Jorge Oliveira Godinho foi secretário de Estado das Pescas de Cavaco durante seis anos e a seguir passou uma década na administração da EDP até entrar em 2009 no Conselho Consultivo do Banif Investimento. Neto da Silva, que diz ser o fundador da Loja Mozart, o grupo maçónico que integrava o atual líder parlamentar laranja Luís Montenegro e outras figuras ligadas ao PSD, aos serviços secretos e à empresa Ongoing, ocupa hoje um lugar no Conselho Nacional do PSD, ao mesmo tempo que fiscaliza as contas do Banif como vogal do Conselho Fiscal. Foi secretário de Estado do Comércio Externo de Cavaco Silva. A lista de governantes de Cavaco no Banif fica completa com Manuel Carvalho Fernandes, que foi secretário de Estado do Tesouro e trabalhava de perto com Oliveira e Costa, seu colega responsável pelos assuntos fiscais. Carvalho Fernandes viria a demitir-se na sequência do escândalo da fracassada OPV de sete empresas da Sonae. Tanto ele como o seu ministro, Miguel Cadilhe, vinham do BPA, um dos grandes clientes da Sonae e o banco por trás da operação bolsista. Hoje é acionista de empresas do grupo Banif e administrador do banco.
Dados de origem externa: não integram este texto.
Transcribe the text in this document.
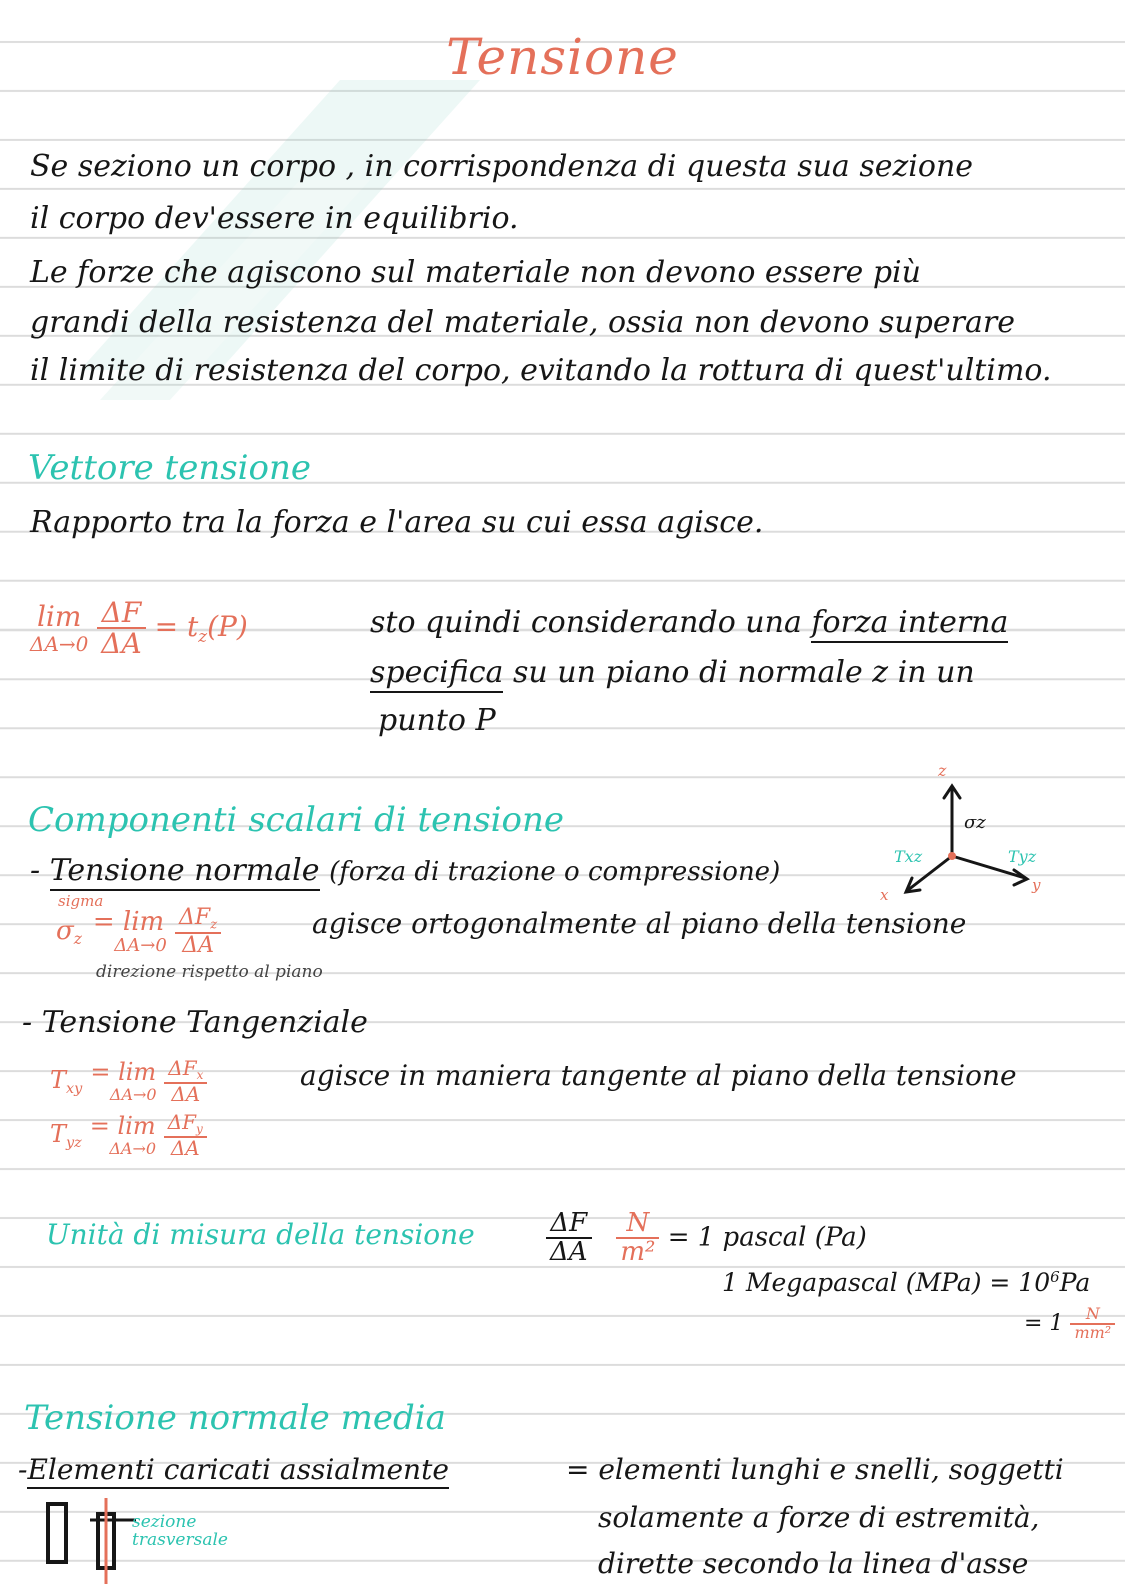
Tensione
Se seziono un corpo , in corrispondenza di questa sua sezione
il corpo dev'essere in equilibrio.
Le forze che agiscono sul materiale non devono essere più
grandi della resistenza del materiale, ossia non devono superare
il limite di resistenza del corpo, evitando la rottura di quest'ultimo.
Vettore tensione
Rapporto tra la forza e l'area su cui essa agisce.
lim
ΔA→0
$\frac{\Delta F}{\Delta A} = t_z(P)$	sto quindi considerando una forza interna
specifica su un piano di normale z in un
punto P
Componenti scalari di tensione
z
σz
Txz	Tyz
x
y
- Tensione normale (forza di trazione o compressione)
sigma
$\sigma_z$
= lim
ΔA→0
$\frac{\Delta F_z}{\Delta A}$	agisce ortogonalmente al piano della tensione
direzione rispetto al piano
- Tensione Tangenziale
$T_{xy}$
= lim
ΔA→0
$\frac{\Delta F_x}{\Delta A}$
$T_{yz}$
= lim
ΔA→0
$\frac{\Delta F_y}{\Delta A}$
agisce in maniera tangente al piano della tensione
Unità di misura della tensione	$\frac{\Delta F}{\Delta A}$
$\frac{N}{\text{m²}} = 1$ pascal (Pa)
1 Megapascal $(MPa) = 10^6Pa$
= $1 \frac{N}{\text{mm²}}$
Tensione normale media
-Elementi caricati assialmente	= elementi lunghi e snelli, soggetti
solamente a forze di estremità,
dirette secondo la linea d'asse
sezione
trasversale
O próprio Cavaco Silva também quis estar associado ao crescimento do Banif na última década. Em janeiro de 2003 participou na conferência que assinalava os 15 anos do banco, ao lado de Horácio Roque e Alberto João Jardim. E dois anos mais tarde, um mês antes de anunciar a sua candidatura às eleições presidenciais, o antigo primeiro-ministro deslocou-se a Londres para participar enquanto convidado de honra no jantar que assinalou a abertura de um escritório do Banif Investimentos. A notícia do jantar londrino, no qual Alberto João Jardim foi o grande ausente, ainda aparece no site do banco. "Segundo foi possível apurar, o presidente do Governo Regional foi convidado directamente por Horácio Roque - o presidente do Grupo BANIF - só que o facto de Jardim estar envolvido nas mais de sessenta inaugurações e igual número de festas partidárias impedem a sua saída da Região", relatava o Diário de Notícias da Madeira.

O perfume da rosa chega à Madeira

Ao contrário do BPN, os donos do Banif procuraram integrar todo o bloco central nos seus órgãos sociais, convidando ex-governantes do PS para cargos no banco. Muito antes de Luís Amado assumir a presidência do banco em tempo de crise, a Global Seguros - seguradora do grupo - contratou para seu administrador José Lamego, ex-secretário de Estado socialista, entre 2001 e 2005. Curiosamente, foi nesse intervalo de tempo que Lamego foi nomeado para ajudar a redigir a Constituição aprovada após a ocupação norte-americana no Iraque. Depois da experiência acumulada no Funchal e em Bagdade, Lamego transferiu-se para o grupo BPN, com um cargo no banco Efisa.

A Global Seguros foi a empresa escolhida para dar emprego a figuras de peso do PS como Vera Jardim, ex-ministro da Justiça e atual membro da Comissão Política socialista, que presidiu à AG da seguradora entre 2009 e 2010. O seu colega no governo de Guterres com a pasta da Defesa, Júlio Castro Caldas, fez parte do conselho geral e de supervisão da Global Seguros pelo menos entre 2007 e 2010.